Interestingly, this positions opéra-comique as more politically conservative than is often recognized and as having undergone more drastic transformations than I had realized, and I expect other readers too will find much to think about in the light of these conclusions. Doe's use of ‘dialogue opera’ to refer to opéra-comique throughout the book tacitly distances the genre from its long-standing popular reputation by emphasizing formal features over socio-political ones. Demonstrating the partial conservatism of later opéra-comique, as Doe's study does, also calls into question another venerable commonplace of eighteenth-century opera: that opera reforms in France were ideologically aligned with the Enlightened social and political changes advocated by the philosophes. After all, the eighteenth century did not belong only to the philosophes, and neither, apparently, did the opéra-comique.

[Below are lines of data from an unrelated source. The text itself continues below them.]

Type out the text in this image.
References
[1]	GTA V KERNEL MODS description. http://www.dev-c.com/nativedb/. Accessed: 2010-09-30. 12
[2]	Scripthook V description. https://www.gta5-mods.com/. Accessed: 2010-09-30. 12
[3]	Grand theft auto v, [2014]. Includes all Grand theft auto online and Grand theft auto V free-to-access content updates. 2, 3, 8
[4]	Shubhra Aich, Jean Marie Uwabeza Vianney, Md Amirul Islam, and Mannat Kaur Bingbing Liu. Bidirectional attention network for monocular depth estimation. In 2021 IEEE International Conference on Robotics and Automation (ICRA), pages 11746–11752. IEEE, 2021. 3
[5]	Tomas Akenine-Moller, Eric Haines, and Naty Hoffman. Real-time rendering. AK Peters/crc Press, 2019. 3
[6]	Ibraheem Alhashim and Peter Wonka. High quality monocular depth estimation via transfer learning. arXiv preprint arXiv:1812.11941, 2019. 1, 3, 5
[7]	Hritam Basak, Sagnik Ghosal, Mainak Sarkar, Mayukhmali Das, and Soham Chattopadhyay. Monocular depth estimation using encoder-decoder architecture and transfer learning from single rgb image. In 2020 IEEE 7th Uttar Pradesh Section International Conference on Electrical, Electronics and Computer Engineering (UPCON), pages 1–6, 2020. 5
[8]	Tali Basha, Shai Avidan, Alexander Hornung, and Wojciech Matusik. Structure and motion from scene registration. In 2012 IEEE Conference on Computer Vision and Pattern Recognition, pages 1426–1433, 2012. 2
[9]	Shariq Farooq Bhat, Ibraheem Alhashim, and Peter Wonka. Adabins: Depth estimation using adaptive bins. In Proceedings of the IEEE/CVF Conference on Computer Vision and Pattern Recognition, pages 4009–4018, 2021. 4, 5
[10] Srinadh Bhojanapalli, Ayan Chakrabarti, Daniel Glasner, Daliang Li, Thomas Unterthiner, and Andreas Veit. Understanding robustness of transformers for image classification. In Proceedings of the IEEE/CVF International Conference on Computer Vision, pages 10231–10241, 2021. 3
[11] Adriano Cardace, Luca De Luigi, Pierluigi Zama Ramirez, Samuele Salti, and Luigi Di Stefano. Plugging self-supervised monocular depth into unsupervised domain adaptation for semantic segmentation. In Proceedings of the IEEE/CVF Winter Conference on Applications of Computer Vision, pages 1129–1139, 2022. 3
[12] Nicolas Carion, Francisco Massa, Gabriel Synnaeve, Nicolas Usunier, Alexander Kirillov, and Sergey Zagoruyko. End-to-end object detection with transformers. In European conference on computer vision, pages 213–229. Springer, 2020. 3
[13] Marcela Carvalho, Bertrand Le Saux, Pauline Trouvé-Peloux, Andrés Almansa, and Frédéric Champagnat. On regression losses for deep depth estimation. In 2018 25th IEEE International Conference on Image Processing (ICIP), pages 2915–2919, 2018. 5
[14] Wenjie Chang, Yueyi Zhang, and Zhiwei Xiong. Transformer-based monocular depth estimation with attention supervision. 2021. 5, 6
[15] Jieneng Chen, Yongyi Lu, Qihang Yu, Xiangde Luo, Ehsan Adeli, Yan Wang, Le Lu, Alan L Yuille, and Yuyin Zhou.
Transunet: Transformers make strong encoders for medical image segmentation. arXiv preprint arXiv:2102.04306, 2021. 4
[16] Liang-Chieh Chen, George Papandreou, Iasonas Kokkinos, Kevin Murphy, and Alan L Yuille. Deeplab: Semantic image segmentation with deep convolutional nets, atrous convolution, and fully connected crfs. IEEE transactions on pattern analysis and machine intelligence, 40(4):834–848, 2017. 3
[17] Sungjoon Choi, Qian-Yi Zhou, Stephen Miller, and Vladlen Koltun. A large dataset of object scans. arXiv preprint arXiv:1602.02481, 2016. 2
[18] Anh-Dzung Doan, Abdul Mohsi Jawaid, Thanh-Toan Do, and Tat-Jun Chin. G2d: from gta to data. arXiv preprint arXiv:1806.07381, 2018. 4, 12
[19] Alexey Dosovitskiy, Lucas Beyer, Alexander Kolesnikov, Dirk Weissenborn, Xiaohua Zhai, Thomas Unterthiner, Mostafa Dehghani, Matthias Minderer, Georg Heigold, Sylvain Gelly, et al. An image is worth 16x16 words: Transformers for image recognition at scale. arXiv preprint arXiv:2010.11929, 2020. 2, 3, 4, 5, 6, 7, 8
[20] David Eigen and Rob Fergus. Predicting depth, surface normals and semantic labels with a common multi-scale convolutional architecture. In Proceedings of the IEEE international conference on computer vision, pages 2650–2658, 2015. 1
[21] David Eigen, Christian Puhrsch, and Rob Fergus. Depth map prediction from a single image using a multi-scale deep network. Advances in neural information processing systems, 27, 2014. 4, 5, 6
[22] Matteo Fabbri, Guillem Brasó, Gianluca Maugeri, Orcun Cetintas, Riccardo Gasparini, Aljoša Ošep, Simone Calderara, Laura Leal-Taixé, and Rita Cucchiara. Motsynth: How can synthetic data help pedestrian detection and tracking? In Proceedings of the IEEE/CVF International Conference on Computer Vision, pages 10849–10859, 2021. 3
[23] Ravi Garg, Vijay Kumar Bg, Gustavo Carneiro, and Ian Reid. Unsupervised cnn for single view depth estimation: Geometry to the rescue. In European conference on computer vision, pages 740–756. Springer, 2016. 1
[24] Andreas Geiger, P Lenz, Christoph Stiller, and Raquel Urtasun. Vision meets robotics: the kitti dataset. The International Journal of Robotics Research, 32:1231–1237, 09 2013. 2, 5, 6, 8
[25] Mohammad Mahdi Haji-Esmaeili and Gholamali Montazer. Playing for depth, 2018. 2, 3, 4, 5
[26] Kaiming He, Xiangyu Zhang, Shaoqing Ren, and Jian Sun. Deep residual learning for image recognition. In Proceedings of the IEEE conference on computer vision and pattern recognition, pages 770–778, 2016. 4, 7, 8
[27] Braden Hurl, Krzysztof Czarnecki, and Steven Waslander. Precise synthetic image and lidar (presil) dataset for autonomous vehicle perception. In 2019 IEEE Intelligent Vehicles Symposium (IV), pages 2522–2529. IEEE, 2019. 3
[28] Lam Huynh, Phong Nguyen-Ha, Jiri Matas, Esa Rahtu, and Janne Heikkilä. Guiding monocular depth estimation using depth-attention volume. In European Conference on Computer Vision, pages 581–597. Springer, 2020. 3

The overarching aim of Doe's revised story of the opéra-comique is to offer, in her words, a framework that can better ‘match the nuance of the theatrical world it confronts’. Specifically, she hopes ‘to temper the assumed polarities of opera comique and tragédie lyrique; to deepen our understanding of these genre's political functions; and to better capture the musical complexity, diversity, and contradictions of a society in the process of radical change’ (216). I think the book she has created does achieve these goals, and I know my understanding of the opéra-comique, its social world and its political entanglements is much richer for it.